= How I Survived Middle School =

Young adult book series by Nancy Krulik

How I Survived Middle School is a series of young adult novels by American author Nancy Krulik. The series centers around a preteen girl named Jenny McAfee as she enters and goes through middle school. The series has gained popularity among both young adults and librarians for the interactions built into the series for readers, such as self-scored quizzes.

==Series==

=== Can You Get an F in Lunch? (2006) ===
Can You Get an F in Lunch? was published in 2006. The novel starts on eleven-year-old Jenny McAffe's first day at Joyce Kilmer Middle School. She feels confident after reading the school handbook and taking a tour of the school. But she also feels confident thinking that her best friend Addie Wilson will be right there by her side. Jenny gets to school on the first day only to find out that Addie has started hanging out with the Pops, also known as the most popular kids in the school, and doesn't want anything to do with Jenny anymore.
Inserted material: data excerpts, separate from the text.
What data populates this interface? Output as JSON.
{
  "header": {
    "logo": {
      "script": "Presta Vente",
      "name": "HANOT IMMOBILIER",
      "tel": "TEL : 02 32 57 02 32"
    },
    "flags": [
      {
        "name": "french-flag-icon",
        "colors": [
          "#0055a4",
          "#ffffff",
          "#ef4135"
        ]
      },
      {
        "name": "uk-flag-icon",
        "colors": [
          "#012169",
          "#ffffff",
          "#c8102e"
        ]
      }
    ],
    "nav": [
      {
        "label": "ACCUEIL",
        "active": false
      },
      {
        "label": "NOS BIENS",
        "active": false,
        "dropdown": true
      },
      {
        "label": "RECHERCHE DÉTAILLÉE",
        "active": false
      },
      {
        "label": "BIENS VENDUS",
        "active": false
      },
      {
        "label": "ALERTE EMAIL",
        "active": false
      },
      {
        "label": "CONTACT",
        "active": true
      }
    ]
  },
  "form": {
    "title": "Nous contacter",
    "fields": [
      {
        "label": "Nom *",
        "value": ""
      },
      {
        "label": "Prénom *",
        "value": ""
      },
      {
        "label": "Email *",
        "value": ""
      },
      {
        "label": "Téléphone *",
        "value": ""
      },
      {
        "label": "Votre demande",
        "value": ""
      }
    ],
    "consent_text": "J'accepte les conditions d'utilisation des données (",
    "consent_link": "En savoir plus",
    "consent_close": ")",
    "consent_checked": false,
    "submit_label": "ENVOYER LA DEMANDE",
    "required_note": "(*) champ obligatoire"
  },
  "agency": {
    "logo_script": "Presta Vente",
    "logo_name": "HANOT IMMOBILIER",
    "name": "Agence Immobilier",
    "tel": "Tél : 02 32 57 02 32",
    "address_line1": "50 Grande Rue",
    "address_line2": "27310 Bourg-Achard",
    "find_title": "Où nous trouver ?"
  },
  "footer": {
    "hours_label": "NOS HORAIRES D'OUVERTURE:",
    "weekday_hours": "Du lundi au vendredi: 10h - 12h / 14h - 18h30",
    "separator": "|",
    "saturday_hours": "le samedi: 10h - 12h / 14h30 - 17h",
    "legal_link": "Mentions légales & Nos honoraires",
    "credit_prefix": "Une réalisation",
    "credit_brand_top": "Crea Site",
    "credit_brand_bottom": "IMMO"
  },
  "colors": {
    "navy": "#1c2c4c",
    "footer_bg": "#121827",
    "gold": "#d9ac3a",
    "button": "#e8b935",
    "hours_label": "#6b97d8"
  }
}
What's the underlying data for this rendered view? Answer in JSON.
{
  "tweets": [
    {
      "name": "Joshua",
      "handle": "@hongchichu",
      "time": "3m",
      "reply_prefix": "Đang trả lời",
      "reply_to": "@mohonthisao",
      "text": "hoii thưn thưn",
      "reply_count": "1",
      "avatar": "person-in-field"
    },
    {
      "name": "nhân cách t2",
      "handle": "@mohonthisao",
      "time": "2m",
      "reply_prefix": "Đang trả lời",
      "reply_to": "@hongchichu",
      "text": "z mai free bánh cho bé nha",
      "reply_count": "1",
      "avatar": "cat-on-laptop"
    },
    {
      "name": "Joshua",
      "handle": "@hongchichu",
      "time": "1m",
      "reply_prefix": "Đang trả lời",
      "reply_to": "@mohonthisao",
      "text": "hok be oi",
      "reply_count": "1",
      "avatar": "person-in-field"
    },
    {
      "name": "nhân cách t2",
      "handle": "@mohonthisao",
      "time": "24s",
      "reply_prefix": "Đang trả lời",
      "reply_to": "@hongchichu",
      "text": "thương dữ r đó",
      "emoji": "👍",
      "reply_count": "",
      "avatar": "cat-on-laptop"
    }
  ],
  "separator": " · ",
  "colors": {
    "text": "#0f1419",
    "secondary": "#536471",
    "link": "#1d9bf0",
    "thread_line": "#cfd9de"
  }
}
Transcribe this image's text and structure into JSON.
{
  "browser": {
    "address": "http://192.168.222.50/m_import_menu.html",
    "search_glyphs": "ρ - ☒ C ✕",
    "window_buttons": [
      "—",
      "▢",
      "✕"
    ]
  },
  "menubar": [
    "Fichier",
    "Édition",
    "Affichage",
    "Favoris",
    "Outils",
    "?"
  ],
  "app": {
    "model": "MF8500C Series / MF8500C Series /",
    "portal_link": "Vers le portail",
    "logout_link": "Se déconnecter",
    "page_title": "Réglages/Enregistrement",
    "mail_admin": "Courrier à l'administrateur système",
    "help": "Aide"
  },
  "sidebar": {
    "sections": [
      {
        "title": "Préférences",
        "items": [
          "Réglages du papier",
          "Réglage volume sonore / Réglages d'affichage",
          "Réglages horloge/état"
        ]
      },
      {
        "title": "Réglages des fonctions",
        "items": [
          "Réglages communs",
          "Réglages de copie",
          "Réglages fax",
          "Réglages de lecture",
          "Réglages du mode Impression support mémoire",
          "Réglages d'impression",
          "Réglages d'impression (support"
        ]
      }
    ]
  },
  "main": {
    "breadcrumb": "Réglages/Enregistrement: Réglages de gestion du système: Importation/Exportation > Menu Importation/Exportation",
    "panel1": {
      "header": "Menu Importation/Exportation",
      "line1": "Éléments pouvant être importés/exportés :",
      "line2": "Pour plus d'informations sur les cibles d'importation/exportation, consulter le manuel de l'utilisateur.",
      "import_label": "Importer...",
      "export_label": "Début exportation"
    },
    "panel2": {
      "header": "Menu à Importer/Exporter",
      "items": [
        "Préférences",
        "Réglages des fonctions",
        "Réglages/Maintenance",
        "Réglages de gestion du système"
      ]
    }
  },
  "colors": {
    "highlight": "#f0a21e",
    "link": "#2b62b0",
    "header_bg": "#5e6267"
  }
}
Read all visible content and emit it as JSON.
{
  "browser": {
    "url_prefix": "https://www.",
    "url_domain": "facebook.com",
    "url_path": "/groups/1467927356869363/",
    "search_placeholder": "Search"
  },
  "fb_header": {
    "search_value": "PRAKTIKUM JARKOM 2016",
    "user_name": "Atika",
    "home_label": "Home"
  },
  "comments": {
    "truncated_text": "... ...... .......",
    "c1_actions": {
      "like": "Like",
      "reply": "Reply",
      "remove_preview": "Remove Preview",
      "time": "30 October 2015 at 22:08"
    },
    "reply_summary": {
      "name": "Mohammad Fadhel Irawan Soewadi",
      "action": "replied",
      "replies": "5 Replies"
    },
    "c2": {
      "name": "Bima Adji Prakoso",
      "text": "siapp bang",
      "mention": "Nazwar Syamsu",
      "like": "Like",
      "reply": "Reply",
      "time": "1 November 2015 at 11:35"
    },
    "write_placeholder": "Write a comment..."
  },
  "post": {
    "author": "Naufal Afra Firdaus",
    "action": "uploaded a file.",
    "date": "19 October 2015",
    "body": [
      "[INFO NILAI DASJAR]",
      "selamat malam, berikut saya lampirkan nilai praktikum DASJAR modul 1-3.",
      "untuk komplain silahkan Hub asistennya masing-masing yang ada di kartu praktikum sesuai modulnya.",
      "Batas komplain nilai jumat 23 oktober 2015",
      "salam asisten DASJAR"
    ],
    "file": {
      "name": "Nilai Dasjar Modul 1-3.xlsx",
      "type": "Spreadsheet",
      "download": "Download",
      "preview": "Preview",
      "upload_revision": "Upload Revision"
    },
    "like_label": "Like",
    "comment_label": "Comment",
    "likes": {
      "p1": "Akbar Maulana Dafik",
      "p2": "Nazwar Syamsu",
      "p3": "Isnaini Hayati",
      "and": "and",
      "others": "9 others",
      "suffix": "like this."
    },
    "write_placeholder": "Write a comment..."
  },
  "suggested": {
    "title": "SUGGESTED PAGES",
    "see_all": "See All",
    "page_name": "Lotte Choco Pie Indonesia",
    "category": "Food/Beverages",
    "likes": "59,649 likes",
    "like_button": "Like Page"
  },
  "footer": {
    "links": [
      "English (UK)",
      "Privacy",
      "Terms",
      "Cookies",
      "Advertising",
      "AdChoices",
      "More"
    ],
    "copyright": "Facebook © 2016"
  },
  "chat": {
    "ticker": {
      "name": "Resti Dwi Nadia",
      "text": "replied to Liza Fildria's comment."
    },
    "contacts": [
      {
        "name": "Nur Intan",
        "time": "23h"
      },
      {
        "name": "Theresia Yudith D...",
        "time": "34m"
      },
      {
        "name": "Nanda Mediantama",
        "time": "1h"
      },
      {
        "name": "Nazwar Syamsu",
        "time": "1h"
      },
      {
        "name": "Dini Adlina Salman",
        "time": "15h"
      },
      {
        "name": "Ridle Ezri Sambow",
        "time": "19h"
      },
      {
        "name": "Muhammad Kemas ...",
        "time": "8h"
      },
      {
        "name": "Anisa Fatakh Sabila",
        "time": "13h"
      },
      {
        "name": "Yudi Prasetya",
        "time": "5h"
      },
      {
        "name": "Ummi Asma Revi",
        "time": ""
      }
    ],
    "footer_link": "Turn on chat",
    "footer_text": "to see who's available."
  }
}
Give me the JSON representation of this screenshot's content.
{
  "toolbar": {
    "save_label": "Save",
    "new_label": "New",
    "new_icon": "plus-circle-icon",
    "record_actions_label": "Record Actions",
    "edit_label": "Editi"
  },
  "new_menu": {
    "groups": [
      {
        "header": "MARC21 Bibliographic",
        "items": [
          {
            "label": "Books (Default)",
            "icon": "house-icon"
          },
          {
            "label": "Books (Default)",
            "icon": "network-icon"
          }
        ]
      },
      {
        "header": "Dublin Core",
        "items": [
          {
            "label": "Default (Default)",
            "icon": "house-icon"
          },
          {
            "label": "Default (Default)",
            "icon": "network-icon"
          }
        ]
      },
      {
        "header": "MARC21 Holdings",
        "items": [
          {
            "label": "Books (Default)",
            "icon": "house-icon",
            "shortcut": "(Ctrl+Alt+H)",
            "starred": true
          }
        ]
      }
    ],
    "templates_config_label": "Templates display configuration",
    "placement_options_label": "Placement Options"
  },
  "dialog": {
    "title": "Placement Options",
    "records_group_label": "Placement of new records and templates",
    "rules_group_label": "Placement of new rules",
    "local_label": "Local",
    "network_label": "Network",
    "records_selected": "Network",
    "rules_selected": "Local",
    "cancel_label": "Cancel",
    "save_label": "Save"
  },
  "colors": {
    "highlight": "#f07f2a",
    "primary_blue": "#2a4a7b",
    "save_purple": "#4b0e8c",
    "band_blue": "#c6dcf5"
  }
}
What will happen next?

=== Madame President (2006)===
It's club sign up day at Joyce Kilmer Middle School. When Jenny's friends find out that Addie is running unopposed for sixth grade president, they convince Jenny to run against her. Who will win?

=== I Heard a Rumor (2007) ===
Joyce Kilmer Middle School has a new gossip column in the school newspaper. The column writer, Madame X, is spreading rumors about everyone. When Jenny finds a nasty, untrue rumor about her friend Chloe, she decides to find out who Madame X is. Who could it be?

=== The New Girl (2007)===
Joyce Kilmer Middle school is hosting a carnival to raise money for charity. Jenny and Addie make a bet that the girl who raises the least money at their booth has to wear their most embarrassing pajamas to school the next day. The competition gets even more heated when a new girl from England named Sam arrives. Will she help Addie and her friends, or will she help Jenny and her friends?

=== Cheat Sheet (2007)===
The Joyce Kilmer Middle School annual history test is coming up. The school has never had finalists before. This year, the school has two finalists, and both of them are Jenny's friends. However, one of them aren't known for doing great on tests, so the Pops start a rumor that she cheated. What's going to happen next?

=== P.S. I Really Like You ===
Someone's been sending mushy notes to Jenny claiming to be her secret admirer. Felicia and Rachel have a MEGA MEGA fight, and everyone's either in "Team Felicia" or "Team Rachel". Can Jenny find her secret admirer and mend the broken bonds between Rachel and Felicia?

=== Who's Got Spirit? ===
It's Spirit Week in Joyce Kilmer Middle School. Addie and her clique capture everyone's attention, but Jenny and the gang decide to change that. For their science experiment, Jenny and Chloe work together and Chloe is upset because the project is about mice.

=== It's All Downhill from Here ===
Addie and Jenny are stuck together on a snowy day.

==== Caught in the Web ====
Jenny and her friends decide to make a webcast and so do the Pops.

=== Into the Woods ===
Sam, Jenny and Chloe get stuck in a cabin with Dana and Addie while at a school camping trip.

===Wish Upon a Star ===
Ticket sales for the winter dance soar when Addie boasts that she can get a pop star to attend. 2017

=== How the Pops Stole Christmas ===
Jenny's hopes for the winter break are spoiled when she is not invited to Mark's party – and even worse, she learns Sam is going abroad for the holidays.

=== I Thought We Were Friends ===
On Career Day, Jenny's aunt comes to give a talk and inadvertently makes Jenny jealous when she takes an interest in Liza's artwork.

== Reception ==
The series has shown to be popular with young teens and librarians alike.